Kimi Antonelli F1 Barcellona

Perché Kimi Antonelli lascia Barcellona con più certezze che rimpianti

Il DNF di Barcellona costa punti importanti in classifica, ma la prestazione di Kimi Antonelli conferma una crescita costante e una competitività notevole

Può un pilota lasciare il circuito soddisfatto dopo un ritiro che gli è costato punti preziosi in classifica? Nel caso di Kimi Antonelli, la risposta è .

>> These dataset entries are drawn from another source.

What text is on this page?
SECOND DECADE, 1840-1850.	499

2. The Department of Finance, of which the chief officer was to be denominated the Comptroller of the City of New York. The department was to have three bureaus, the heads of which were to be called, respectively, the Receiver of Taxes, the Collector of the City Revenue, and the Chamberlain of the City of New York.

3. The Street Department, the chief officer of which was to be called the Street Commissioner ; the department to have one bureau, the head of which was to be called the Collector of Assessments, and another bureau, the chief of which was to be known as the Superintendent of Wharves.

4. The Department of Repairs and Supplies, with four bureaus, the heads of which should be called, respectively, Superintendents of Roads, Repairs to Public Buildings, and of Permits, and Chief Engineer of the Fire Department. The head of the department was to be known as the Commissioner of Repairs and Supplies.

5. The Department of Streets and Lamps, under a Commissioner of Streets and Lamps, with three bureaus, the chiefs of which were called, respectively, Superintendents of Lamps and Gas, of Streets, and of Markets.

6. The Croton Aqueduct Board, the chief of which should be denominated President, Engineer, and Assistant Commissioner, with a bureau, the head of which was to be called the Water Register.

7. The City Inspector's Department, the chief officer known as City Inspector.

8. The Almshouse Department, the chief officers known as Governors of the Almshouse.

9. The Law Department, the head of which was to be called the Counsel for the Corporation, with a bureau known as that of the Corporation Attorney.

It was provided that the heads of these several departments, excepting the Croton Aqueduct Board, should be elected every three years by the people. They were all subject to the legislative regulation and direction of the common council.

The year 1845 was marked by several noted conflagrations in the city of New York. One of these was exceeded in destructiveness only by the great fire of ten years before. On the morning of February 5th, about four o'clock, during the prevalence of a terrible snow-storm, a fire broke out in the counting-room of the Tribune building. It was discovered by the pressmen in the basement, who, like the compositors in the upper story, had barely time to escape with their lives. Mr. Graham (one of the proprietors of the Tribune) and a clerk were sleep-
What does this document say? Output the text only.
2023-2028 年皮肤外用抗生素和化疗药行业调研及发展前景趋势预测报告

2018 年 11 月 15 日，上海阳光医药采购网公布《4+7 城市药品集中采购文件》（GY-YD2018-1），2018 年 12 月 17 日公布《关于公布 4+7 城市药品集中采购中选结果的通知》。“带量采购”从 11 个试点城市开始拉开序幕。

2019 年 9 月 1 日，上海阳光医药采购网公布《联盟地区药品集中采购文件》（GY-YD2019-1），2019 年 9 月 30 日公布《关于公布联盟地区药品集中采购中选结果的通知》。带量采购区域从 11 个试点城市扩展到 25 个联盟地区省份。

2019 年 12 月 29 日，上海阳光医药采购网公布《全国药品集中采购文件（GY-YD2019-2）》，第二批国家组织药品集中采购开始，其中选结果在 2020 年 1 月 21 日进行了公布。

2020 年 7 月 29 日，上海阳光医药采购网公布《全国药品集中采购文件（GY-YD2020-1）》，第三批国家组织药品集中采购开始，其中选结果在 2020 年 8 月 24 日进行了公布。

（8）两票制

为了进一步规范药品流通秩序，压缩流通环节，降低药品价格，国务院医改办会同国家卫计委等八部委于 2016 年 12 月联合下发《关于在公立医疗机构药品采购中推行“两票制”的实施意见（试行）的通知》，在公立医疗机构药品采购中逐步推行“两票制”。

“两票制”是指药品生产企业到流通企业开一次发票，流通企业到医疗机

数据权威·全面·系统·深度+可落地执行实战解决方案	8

Il weekend di Barcellona non era iniziato nel migliore dei modi per il giovane talento italiano. Fin dalle prove libere, George Russell sembrava più a suo agio sulla Mercedes, confermando il vantaggio anche in qualifica. Antonelli sembrava costretto a inseguire, in un fine settimana che dava l’impressione di poter essere più difensivo che offensivo.

In gara però, la situazione è cambiata. Dopo una prima fase gestita con pazienza, Antonelli ha progressivamente mostrato un ritmo superiore rispetto al compagno di squadra. Mentre Russell cercava di difendere la propria posizione, Kimi ha saputo conservare le gomme e preparare l’attacco.

Il sorpasso è arrivato al giro 61: Russell ha provato a resistere fino all’ultimo, ma Antonelli aveva semplicemente più passo. In un confronto tra compagni di squadra, il pilota italiano aveva ribaltato completamente le gerarchie del sabato, dimostrando di poter essere competitivo anche quando il weekend non sembra iniziare nel modo giusto.

Kimi Antonelli dnf barcellona

Proprio per questo il successivo ritiro è stato così amaro. Il cedimento della batteria ha cancellato una prestazione che avrebbe potuto portargli punti importanti e aumentare il distacco dal compagno di squadra. Invece, da una situazione favorevole, Antonelli si è ritrovato a pagare un pesante zero in classifica.

Resta però un aspetto fondamentale: il problema non è stato la sua prestazione. La velocità c’era, la gestione della gara anche, così come la capacità di costruire un sorpasso decisivo gestendo il degrado degli pneumatici.

L’unica vera nota preoccupante riguarda l’affidabilità Mercedes. I problemi alla batteria stanno colpendo diverse monoposto motorizzate dalla casa tedesca e rischiano di compromettere risultati importanti. Lo stesso Antonelli, nel dopo gara, ha sottolineato come il pacchetto tecnico sia competitivo, ma come l’affidabilità stia costando troppi punti alla squadra.

Kimi Antonelli dnf barcellona

Guardando il quadro generale, però, Barcellona conferma ancora una volta quanto sia impressionante la stagione del giovane italiano. A soli 19 anni sta tenendo testa e spesso mettendo sotto pressione, un pilota esperto come George Russell. Nonostante alcuni episodi sfortunati, Antonelli continua a mostrare una crescita costante e una maturità sorprendente nella gestione delle gare.

Per questo motivo il DNF di Barcellona non cancella quanto di positivo si è visto in pista. Certo, la delusione per i punti persi è inevitabile. Ma se l’obiettivo è valutare la visione d’insieme e non soltanto il risultato finale, Antonelli può lasciare la Spagna a testa alta.